The city’s District 3, which includes Belmont Shore, Naples and Cal State Long Beach, could be subject to an undercount because so many students were forced to move home during the pandemic.

A unified Cambodia Town 

Estimates of how many Cambodian and Cambodian-Americans live in the city have reached as high as 50,000, which is about 20% of the 276,667 persons of Cambodian descent counted in the United States during the 2010 Census.

The Cambodian population in Long Beach has existed for over 40 years but it wasn’t until November that the city’s first Cambodian City Council representative, Suely Saro, was elected.

Suely Saro, 6th District city council candidate, thanks supporters at her campaign party in Long Beach Tuesday, March 3, 2020. Photo by Thomas R. Cordova.

Laura Som, director of the MAYE Center in Cambodia Town and one of the lead advocates for Equity for Cambodians, said Saro’s victory required more work because the Cambodian community that wanted to support her was divided.

“More than 70% of the time we had to inform people that they couldn’t vote for Suely Saro because they didn’t live in the district,” said Som. “They really wanted to take part in this history but unfortunately their voice didn’t count.”

Som said that the way that current district lines are drawn Cambodia Town, located in the center of the city south of Pacific Coast Highway, is split with nearly half of it in another district.
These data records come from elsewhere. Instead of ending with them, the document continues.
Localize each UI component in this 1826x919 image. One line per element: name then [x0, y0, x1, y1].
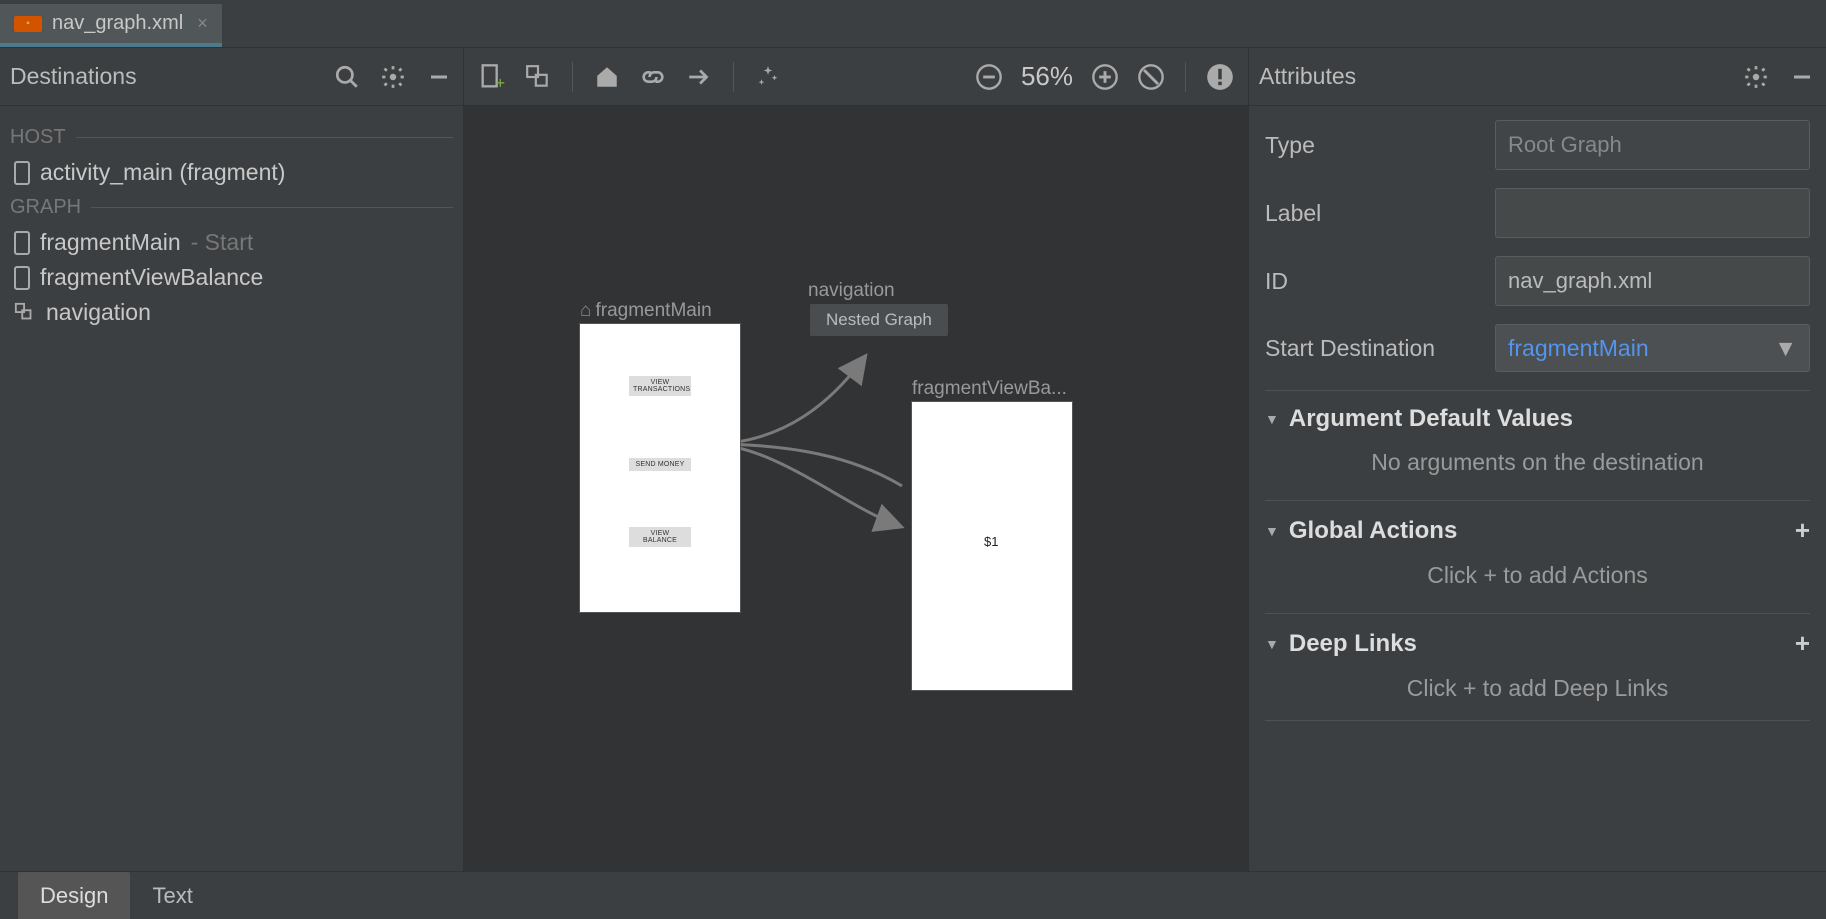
destinations-title: Destinations: [10, 63, 137, 90]
minimize-icon[interactable]: [1788, 63, 1816, 91]
close-icon[interactable]: ×: [197, 13, 208, 34]
magic-wand-icon[interactable]: [754, 63, 782, 91]
minimize-icon[interactable]: [425, 63, 453, 91]
zoom-level: 56%: [1021, 61, 1073, 92]
attributes-panel: Attributes Type Label ID: [1249, 48, 1826, 871]
deep-links-header[interactable]: ▼ Deep Links +: [1265, 613, 1810, 667]
tab-design[interactable]: Design: [18, 872, 130, 919]
graph-item-label: navigation: [46, 299, 151, 326]
screen-btn: VIEW TRANSACTIONS: [629, 376, 691, 396]
fragment-view-balance-screen[interactable]: $1: [912, 402, 1072, 690]
argument-defaults-text: No arguments on the destination: [1265, 441, 1810, 494]
disclosure-triangle-icon: ▼: [1265, 523, 1279, 539]
host-item-label: activity_main (fragment): [40, 159, 285, 186]
start-destination-value: fragmentMain: [1508, 335, 1649, 362]
phone-icon: [14, 231, 30, 255]
home-icon[interactable]: [593, 63, 621, 91]
label-input[interactable]: [1495, 188, 1810, 238]
fragment-main-screen[interactable]: VIEW TRANSACTIONS SEND MONEY VIEW BALANC…: [580, 324, 740, 612]
global-actions-header[interactable]: ▼ Global Actions +: [1265, 500, 1810, 554]
id-input[interactable]: [1495, 256, 1810, 306]
tab-text[interactable]: Text: [130, 872, 214, 919]
screen-btn: VIEW BALANCE: [629, 527, 691, 547]
gear-icon[interactable]: [1742, 63, 1770, 91]
add-deeplink-icon[interactable]: +: [1795, 628, 1810, 659]
deep-links-text: Click + to add Deep Links: [1265, 667, 1810, 721]
balance-text: $1: [984, 534, 998, 549]
type-label: Type: [1265, 132, 1495, 159]
arrow-right-icon[interactable]: [685, 63, 713, 91]
svg-text:+: +: [496, 74, 506, 90]
start-destination-label: Start Destination: [1265, 335, 1495, 362]
canvas-panel: + 56%: [464, 48, 1249, 871]
nested-graph-badge[interactable]: Nested Graph: [810, 304, 948, 336]
chevron-down-icon: ▼: [1774, 335, 1797, 362]
disclosure-triangle-icon: ▼: [1265, 411, 1279, 427]
label-label: Label: [1265, 200, 1495, 227]
graph-item-label: fragmentMain: [40, 229, 181, 256]
id-label: ID: [1265, 268, 1495, 295]
graph-item-fragment-main[interactable]: fragmentMain - Start: [10, 225, 453, 260]
bottom-tab-bar: Design Text: [0, 871, 1826, 919]
gear-icon[interactable]: [379, 63, 407, 91]
destinations-header: Destinations: [0, 48, 463, 106]
add-destination-icon[interactable]: +: [478, 63, 506, 91]
navigation-label: navigation: [808, 280, 895, 302]
phone-icon: [14, 266, 30, 290]
nested-graph-icon[interactable]: [524, 63, 552, 91]
canvas-toolbar: + 56%: [464, 48, 1248, 106]
screen-btn: SEND MONEY: [629, 458, 691, 471]
nested-graph-icon: [14, 302, 36, 324]
graph-item-suffix: - Start: [191, 229, 254, 256]
zoom-out-icon[interactable]: [975, 63, 1003, 91]
zoom-reset-icon[interactable]: [1137, 63, 1165, 91]
type-input: [1495, 120, 1810, 170]
xml-file-icon: ◦: [14, 16, 42, 32]
host-item[interactable]: activity_main (fragment): [10, 155, 453, 190]
warning-icon[interactable]: [1206, 63, 1234, 91]
graph-section-label: GRAPH: [10, 196, 453, 219]
file-tab-label: nav_graph.xml: [52, 12, 183, 35]
start-destination-select[interactable]: fragmentMain ▼: [1495, 324, 1810, 372]
phone-icon: [14, 161, 30, 185]
file-tab-nav-graph[interactable]: ◦ nav_graph.xml ×: [0, 4, 222, 47]
global-actions-text: Click + to add Actions: [1265, 554, 1810, 607]
add-action-icon[interactable]: +: [1795, 515, 1810, 546]
canvas-surface[interactable]: ⌂fragmentMain VIEW TRANSACTIONS SEND MON…: [464, 106, 1248, 871]
disclosure-triangle-icon: ▼: [1265, 636, 1279, 652]
fragment-view-balance-label: fragmentViewBa...: [912, 378, 1067, 400]
graph-item-label: fragmentViewBalance: [40, 264, 263, 291]
argument-defaults-header[interactable]: ▼ Argument Default Values: [1265, 390, 1810, 441]
fragment-main-label: ⌂fragmentMain: [580, 300, 712, 322]
graph-item-navigation[interactable]: navigation: [10, 295, 453, 330]
editor-tab-bar: ◦ nav_graph.xml ×: [0, 0, 1826, 48]
home-icon: ⌂: [580, 300, 591, 321]
attributes-header: Attributes: [1249, 48, 1826, 106]
attributes-title: Attributes: [1259, 63, 1356, 90]
zoom-in-icon[interactable]: [1091, 63, 1119, 91]
search-icon[interactable]: [333, 63, 361, 91]
graph-item-fragment-view-balance[interactable]: fragmentViewBalance: [10, 260, 453, 295]
link-icon[interactable]: [639, 63, 667, 91]
host-section-label: HOST: [10, 126, 453, 149]
destinations-panel: Destinations HOST activity_main (fragmen…: [0, 48, 464, 871]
She said she was shocked to see the letter from the city attorney and claimed it’s “perpetuating the same grievances against the Cambodian community from 2011.”

Proposed district lines drawn in 2018 by Som’s group in the lead-up to the passage of DDD showed a district similar in size to the current District 6, but with the lines shifted east and south.

In that scenario parts of Wrigley and Memorial Heights would be ceded while parts of the Zaferia, Hellman, Rose Park and Central neighborhoods would be folded into the new district.

Saro, whose family fled Cambodia during the Khmer Rouge era in the 1970s, said that unifying the community would make it easier for a Cambodian to win office again, but it wouldn’t guarantee it. She noted she had to speak English, Spanish and Khmer on the campaign trail.

Having a shared experience and history is important to Cambodian residents, Saro said, adding that her run for council turned into international news, with calls coming from all over the country for family and friends encouraging others to vote for her. Not all were able to.

“There’s a desire to be represented and vote for someone who is from the community,” Saro said. “Having a Cambodian representing Cambodia Town adds that layer of pride.”

The commission is currently in the process of doing district-specific public outreach meetings in anticipation of Census data being released later this year. Commission meeting schedules, archived videos and forms to designate communities of interest can be found on the city’s website.